OGT, which licenses its microarray technology to a number of companies including Agilent Technologies and Incyte Genomics, would not comment on the financial terms of the settlement. An Affymetrix spokesperson was not available to comment.
Under the settlement, OGT and Affymetrix agreed to dismiss their pending lawsuits in Delaware Federal court, as well as ongoing challenges to one another’s patents in the UK and opposition to one another’s European patents.
Ed Southern, OGT’s founder, told GenomeWeb the settlement was “a relief” for OGT.
“I think this clears the ground for people to go forward,” he said, adding that the settlement would allow OGT to continue its policy of openly licensing its technology to “anyone who wants to practice array technology or develop new ways of making arrays.”
Affymetrix said it, too, was glad about the settlement.
“All of us at Affymetrix prefer to focus our energies on providing state of the art genetic analysis tools to help our customers achieve cutting-edge results,” Susan Siegel, president of Affymetrix, said in a statement. "We are delighted to have these matters behind us.”

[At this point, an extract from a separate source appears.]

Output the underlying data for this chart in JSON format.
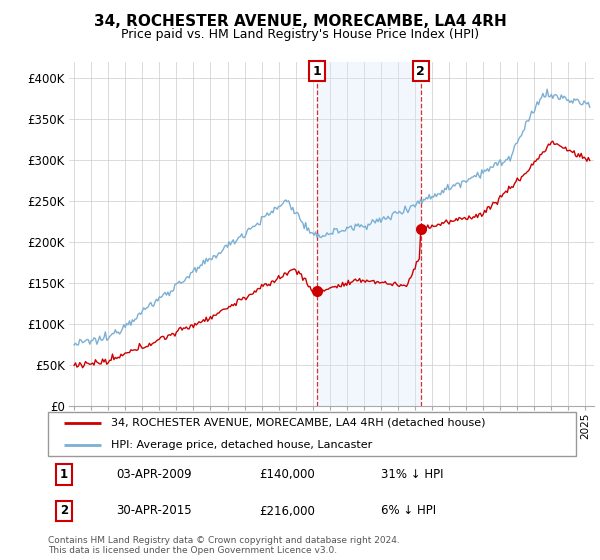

OGT of Oxford, UK, had originally sought $120 million in damages for willfully infringing upon Southern’s pioneering microarray patent, which covered technology he developed in his lab at Oxford University in the late 1980s.
In November, a jury held that Affymetrix of Santa Clara, Calif., infringed upon OGT’s patents under a special rule called the “doctrine of equivalents,” but that it did not willfully infringe upon Affymetrix’s patents. The November ruling limited the amount of potential damages OGT could obtain to $40 million.

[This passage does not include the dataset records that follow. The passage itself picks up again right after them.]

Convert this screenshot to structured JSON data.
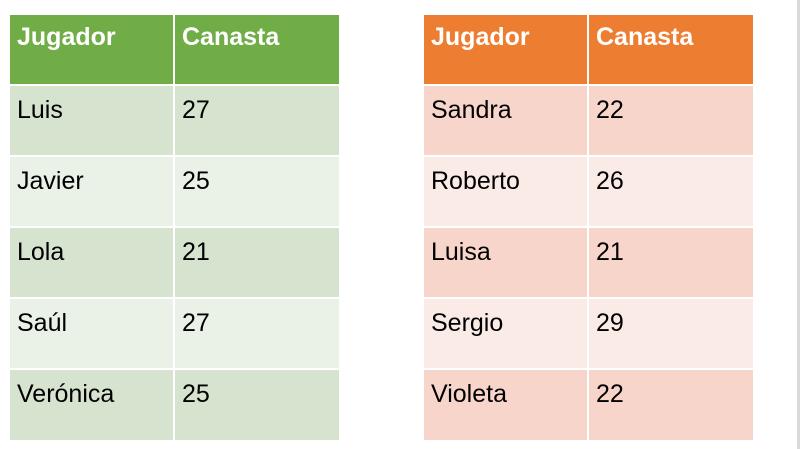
{
  "colors": {
    "green_header": "#70ad47",
    "green_row_dark": "#d5e3cf",
    "green_row_light": "#eaf1e7",
    "orange_header": "#ed7d31",
    "orange_row_dark": "#f8d5cb",
    "orange_row_light": "#fbebe6"
  },
  "tables": [
    {
      "headers": [
        "Jugador",
        "Canasta"
      ],
      "rows": [
        [
          "Luis",
          "27"
        ],
        [
          "Javier",
          "25"
        ],
        [
          "Lola",
          "21"
        ],
        [
          "Saúl",
          "27"
        ],
        [
          "Verónica",
          "25"
        ]
      ]
    },
    {
      "headers": [
        "Jugador",
        "Canasta"
      ],
      "rows": [
        [
          "Sandra",
          "22"
        ],
        [
          "Roberto",
          "26"
        ],
        [
          "Luisa",
          "21"
        ],
        [
          "Sergio",
          "29"
        ],
        [
          "Violeta",
          "22"
        ]
      ]
    }
  ]
}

The jury also agreed with a previous UK appeal court ruling, holding that Affymetrix had the license to OGT’s patents after June 1, 1999. In effect, this limited OGT's claims to royalties on sales of Affymetrix chips prior to that date.
Affymetrix had argued that its technology did not infringe upon OGT’s patents because it manufactures its microarrays using photolithography, whereas OGT’s microarray technology involves printing microarrays. But the jury found this distinction to be immaterial.
The legal battle with OGT is one of a number of patent infringement lawsuits involving Affymetrix. Affymetrix has also been embroiled in ongoing patent infringement litigation with Incyte and Hyseq over microarray-related patents. The company was also sued by PE Biosystems, now Applied Biosystems, in July 2000 for infringing on chemical oligonucleotide synthesis patents.
Affymetrix will incur the $19 million in charges for the fourth quarter of 2000, and will also incur charges for an unspecified amount of attorneys’ fees during the first quarter of 2001, Affymetrix reported in a filing with the US Securities and Exchange Commission.